I have had my PhD in mathematics for four and a half years now, completed two postdocs and found a tenure track job at a mostly teaching university. While I provide substantial background information below, my real, general question is:
How can I identify the causes of a decline in acceptance rate of my papers?
I had a fairly good research program in geometry and topology, with 5 papers in relatively good journals and an undergraduate research paper published over the course of two postdocs.
I then took a tenure track job with 33 teaching credits a year. While I have little time for new research, I had several papers ready for submission.
These new papers are better than previous papers of mine published in the same journals; not only do I (subjectively) consider them better, but they have received citations in preprint form, and I was invited to a give a talk based on a stranger reading one of them, neither of which happened with my earlier papers.
I can think of a few possible reasons why these papers are not being published:
They are just not up to shape, because I don't have the time to focus on polishing them.
The referees hate me. This may seem silly, but I am in a very specialized field, with only 3-4 people who have published more than one paper on the subject. One of these people have retired, and another openly said that he had been my referee before on more than one occasion, had rejected my largest paper, and said that he didn't like the direction I was going with the research.
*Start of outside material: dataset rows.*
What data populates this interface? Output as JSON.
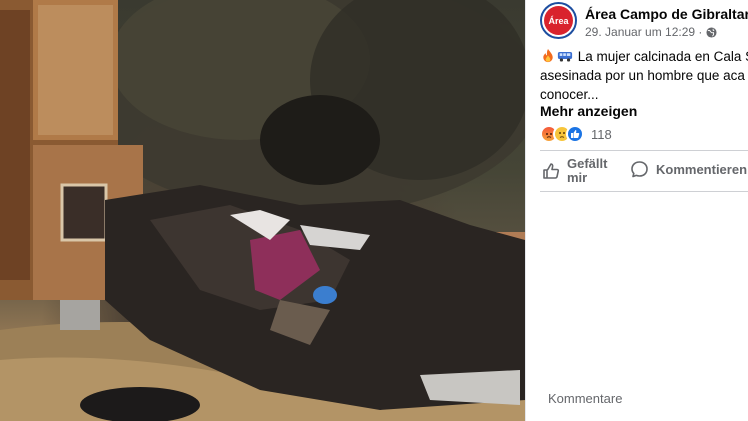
{
  "post": {
    "page_name": "Área Campo de Gibraltar",
    "avatar_text": "Área",
    "date": "29. Januar um 12:29 ·",
    "text_line1": "La mujer calcinada en Cala S",
    "text_line2": "asesinada por un hombre que aca",
    "text_line3": "conocer...",
    "see_more": "Mehr anzeigen",
    "reaction_count": "118"
  },
  "actions": {
    "like_label": "Gefällt mir",
    "comment_label": "Kommentieren"
  },
  "comments": {
    "label": "Kommentare"
  },
  "icons": [
    "fire-icon",
    "bus-icon",
    "globe-icon",
    "angry-reaction-icon",
    "sad-reaction-icon",
    "like-reaction-icon",
    "thumbs-up-icon",
    "comment-bubble-icon"
  ],
  "colors": {
    "brand_red": "#d9232d",
    "brand_blue": "#1d4ea0",
    "like_blue": "#1b74e4",
    "muted_text": "#65676b"
  }
}
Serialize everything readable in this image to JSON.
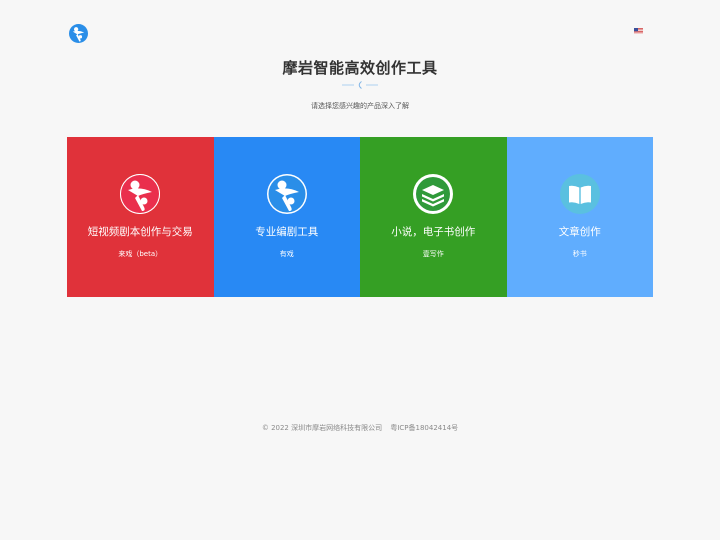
{
  "header": {
    "logo_icon": "ant-mascot-icon",
    "language_flag_icon": "us-flag-icon"
  },
  "hero": {
    "title": "摩岩智能高效创作工具",
    "divider_icon": "ornament-divider-icon",
    "subtitle": "请选择您感兴趣的产品深入了解"
  },
  "products": [
    {
      "name": "短视频剧本创作与交易",
      "sub": "来戏（beta）",
      "color": "#e0323a",
      "icon": "ant-mascot-icon"
    },
    {
      "name": "专业编剧工具",
      "sub": "有戏",
      "color": "#2889f4",
      "icon": "ant-mascot-icon"
    },
    {
      "name": "小说，电子书创作",
      "sub": "壹写作",
      "color": "#359f24",
      "icon": "book-stack-icon"
    },
    {
      "name": "文章创作",
      "sub": "秒书",
      "color": "#60adfe",
      "icon": "open-book-icon"
    }
  ],
  "footer": {
    "copyright": "© 2022 深圳市摩岩网络科技有限公司",
    "icp": "粤ICP备18042414号"
  }
}
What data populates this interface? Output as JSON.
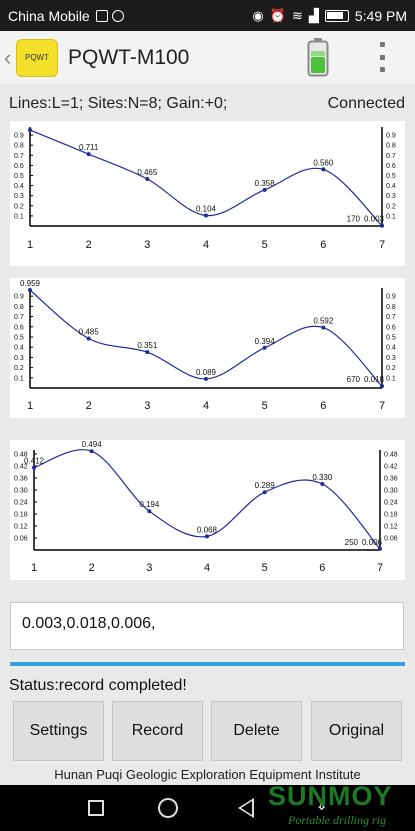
{
  "status_bar": {
    "carrier": "China Mobile",
    "time": "5:49 PM"
  },
  "app": {
    "title": "PQWT-M100",
    "logo_text": "PQWT"
  },
  "info": {
    "params": "Lines:L=1;  Sites:N=8;  Gain:+0;",
    "connection": "Connected"
  },
  "result_value": "0.003,0.018,0.006,",
  "status_text": "Status:record completed!",
  "buttons": {
    "settings": "Settings",
    "record": "Record",
    "delete": "Delete",
    "original": "Original"
  },
  "footer": "Hunan Puqi Geologic Exploration Equipment Institute",
  "watermark": {
    "brand": "SUNMOY",
    "tagline": "Portable drilling rig"
  },
  "colors": {
    "line": "#1c2c9c",
    "accent": "#3a9fd8"
  },
  "chart_data": [
    {
      "type": "line",
      "x": [
        1,
        2,
        3,
        4,
        5,
        6,
        7
      ],
      "values": [
        0.95,
        0.711,
        0.465,
        0.104,
        0.358,
        0.56,
        0.003
      ],
      "point_labels": [
        "",
        "0.711",
        "0.465",
        "0.104",
        "0.358",
        "0.560",
        "0.003"
      ],
      "end_note": "170",
      "y_ticks": [
        "0.9",
        "0.8",
        "0.7",
        "0.6",
        "0.5",
        "0.4",
        "0.3",
        "0.2",
        "0.1"
      ],
      "y_tick_values": [
        0.9,
        0.8,
        0.7,
        0.6,
        0.5,
        0.4,
        0.3,
        0.2,
        0.1
      ],
      "ylim": [
        0,
        0.98
      ]
    },
    {
      "type": "line",
      "x": [
        1,
        2,
        3,
        4,
        5,
        6,
        7
      ],
      "values": [
        0.959,
        0.485,
        0.351,
        0.089,
        0.394,
        0.592,
        0.018
      ],
      "point_labels": [
        "0.959",
        "0.485",
        "0.351",
        "0.089",
        "0.394",
        "0.592",
        "0.018"
      ],
      "end_note": "670",
      "y_ticks": [
        "0.9",
        "0.8",
        "0.7",
        "0.6",
        "0.5",
        "0.4",
        "0.3",
        "0.2",
        "0.1"
      ],
      "y_tick_values": [
        0.9,
        0.8,
        0.7,
        0.6,
        0.5,
        0.4,
        0.3,
        0.2,
        0.1
      ],
      "ylim": [
        0,
        0.98
      ]
    },
    {
      "type": "line",
      "x": [
        1,
        2,
        3,
        4,
        5,
        6,
        7
      ],
      "values": [
        0.412,
        0.494,
        0.194,
        0.068,
        0.289,
        0.33,
        0.006
      ],
      "point_labels": [
        "0.412",
        "0.494",
        "0.194",
        "0.068",
        "0.289",
        "0.330",
        "0.006"
      ],
      "end_note": "250",
      "y_ticks": [
        "0.48",
        "0.42",
        "0.36",
        "0.30",
        "0.24",
        "0.18",
        "0.12",
        "0.06"
      ],
      "y_tick_values": [
        0.48,
        0.42,
        0.36,
        0.3,
        0.24,
        0.18,
        0.12,
        0.06
      ],
      "ylim": [
        0,
        0.5
      ]
    }
  ]
}
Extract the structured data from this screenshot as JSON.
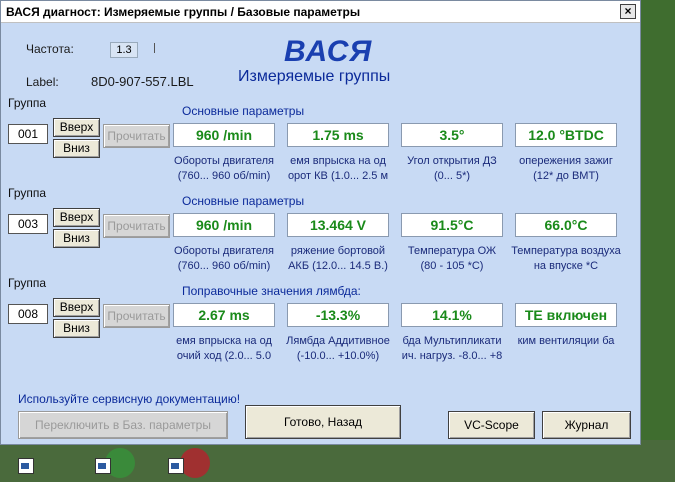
{
  "window": {
    "title": "ВАСЯ диагност: Измеряемые группы / Базовые параметры",
    "close_glyph": "×"
  },
  "header": {
    "freq_label": "Частота:",
    "freq_value": "1.3",
    "label_label": "Label:",
    "label_value": "8D0-907-557.LBL",
    "app_name": "ВАСЯ",
    "app_subtitle": "Измеряемые группы"
  },
  "groups": [
    {
      "group_label": "Группа",
      "group_number": "001",
      "up_label": "Вверх",
      "down_label": "Вниз",
      "read_label": "Прочитать",
      "section": "Основные параметры",
      "values": [
        "960 /min",
        "1.75 ms",
        "3.5°",
        "12.0 °BTDC"
      ],
      "desc_line1": [
        "Обороты двигателя",
        "емя впрыска на од",
        "Угол открытия ДЗ",
        "опережения зажиг"
      ],
      "desc_line2": [
        "(760... 960 об/min)",
        "орот КВ (1.0... 2.5 м",
        "(0... 5*)",
        "(12* до ВМТ)"
      ]
    },
    {
      "group_label": "Группа",
      "group_number": "003",
      "up_label": "Вверх",
      "down_label": "Вниз",
      "read_label": "Прочитать",
      "section": "Основные параметры",
      "values": [
        "960 /min",
        "13.464 V",
        "91.5°C",
        "66.0°C"
      ],
      "desc_line1": [
        "Обороты двигателя",
        "ряжение бортовой",
        "Температура ОЖ",
        "Температура воздуха"
      ],
      "desc_line2": [
        "(760... 960 об/min)",
        "АКБ (12.0... 14.5 В.)",
        "(80 - 105 *С)",
        "на впуске *С"
      ]
    },
    {
      "group_label": "Группа",
      "group_number": "008",
      "up_label": "Вверх",
      "down_label": "Вниз",
      "read_label": "Прочитать",
      "section": "Поправочные значения лямбда:",
      "values": [
        "2.67 ms",
        "-13.3%",
        "14.1%",
        "TE включен"
      ],
      "desc_line1": [
        "емя впрыска на од",
        "Лямбда Аддитивное",
        "бда Мультипликати",
        "ким вентиляции ба"
      ],
      "desc_line2": [
        "очий ход (2.0... 5.0",
        "(-10.0... +10.0%)",
        "ич. нагруз. -8.0... +8",
        ""
      ]
    }
  ],
  "footer": {
    "notice": "Используйте сервисную документацию!",
    "switch_label": "Переключить в Баз. параметры",
    "done_label": "Готово, Назад",
    "vcscope_label": "VC-Scope",
    "journal_label": "Журнал"
  }
}
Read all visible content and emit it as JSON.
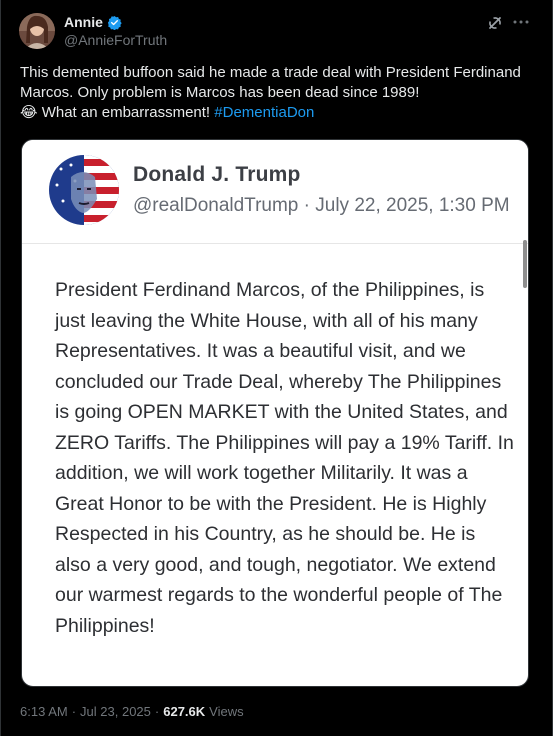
{
  "author": {
    "display_name": "Annie",
    "handle": "@AnnieForTruth"
  },
  "post": {
    "text_main": "This demented buffoon said he made a trade deal with President Ferdinand Marcos. Only problem is Marcos has been dead since 1989!",
    "emoji": "😂",
    "text_tail": "What an embarrassment!",
    "hashtag": "#DementiaDon"
  },
  "embedded": {
    "name": "Donald J. Trump",
    "meta": "@realDonaldTrump · July 22, 2025, 1:30 PM",
    "body": "President Ferdinand Marcos, of the Philippines, is just leaving the White House, with all of his many Representatives. It was a beautiful visit, and we concluded our Trade Deal, whereby The Philippines is going OPEN MARKET with the United States, and ZERO Tariffs. The Philippines will pay a 19% Tariff. In addition, we will work together Militarily. It was a Great Honor to be with the President. He is Highly Respected in his Country, as he should be. He is also a very good, and tough, negotiator. We extend our warmest regards to the wonderful people of The Philippines!"
  },
  "footer": {
    "time": "6:13 AM",
    "date": "Jul 23, 2025",
    "separator": "·",
    "views_count": "627.6K",
    "views_label": "Views"
  },
  "icons": {
    "verified": "verified-badge-icon",
    "grok": "grok-icon",
    "more": "more-options-icon"
  },
  "colors": {
    "background": "#000000",
    "text": "#e7e9ea",
    "muted": "#71767b",
    "link": "#1d9bf0",
    "verified": "#1d9bf0"
  }
}
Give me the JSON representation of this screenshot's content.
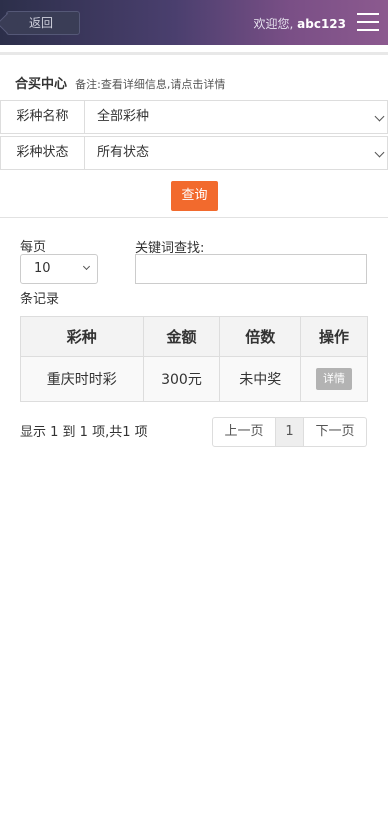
{
  "header": {
    "back_label": "返回",
    "welcome_text": "欢迎您,",
    "username": "abc123",
    "menu_icon": "hamburger-menu-icon"
  },
  "page": {
    "title": "合买中心",
    "note": "备注:查看详细信息,请点击详情"
  },
  "filters": {
    "lottery_name_label": "彩种名称",
    "lottery_name_value": "全部彩种",
    "lottery_status_label": "彩种状态",
    "lottery_status_value": "所有状态",
    "query_label": "查询"
  },
  "list_controls": {
    "per_page_label": "每页",
    "per_page_value": "10",
    "records_label": "条记录",
    "search_label": "关键词查找:",
    "search_value": ""
  },
  "table": {
    "columns": [
      "彩种",
      "金额",
      "倍数",
      "操作"
    ],
    "rows": [
      {
        "lottery": "重庆时时彩",
        "amount": "300元",
        "multiple": "未中奖",
        "action": "详情"
      }
    ]
  },
  "pagination": {
    "summary": "显示 1 到 1 项,共1 项",
    "prev": "上一页",
    "current": "1",
    "next": "下一页"
  },
  "colors": {
    "accent": "#f26a2d",
    "header_gradient_start": "#2c2f4a",
    "header_gradient_end": "#8c5a8f"
  }
}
Also, I had a toxic relationship with my postdoc advisor, to the point where it came down to personal insults. They said that they were furious at my past letter of reference writer for recommending me, knowing I was a 'bad egg'. Though we have since made up, I have heard reports from others about this advisor talking about me in a negative way. Also, none of the jobs I applied to with their letter of recommendation wrote me back, while 30-50% of the applications without his letter were replied to favorably, including my current job.
- Chance. The reviewers of the first papers happened to be interested in those topics, and the reviewers of the current papers have not been interested.
How do I tell what is really the issue? A few notes:
- It's very hard to do research with 33 credits of teaching, but all the work was done before I accepted this job.
- The main paper (that was rejected by that referee) went through 5 revisions with the aid of an advisor before submission. I have revised and submitted to 3 or 4 other journals, one after another, incorporating each journals feedback into the new version and trying a weaker journal each time.
My goal is to just get these papers published; at my current institution, the publication of these two papers alone would be enough to satisfy all of the research requirement for tenure.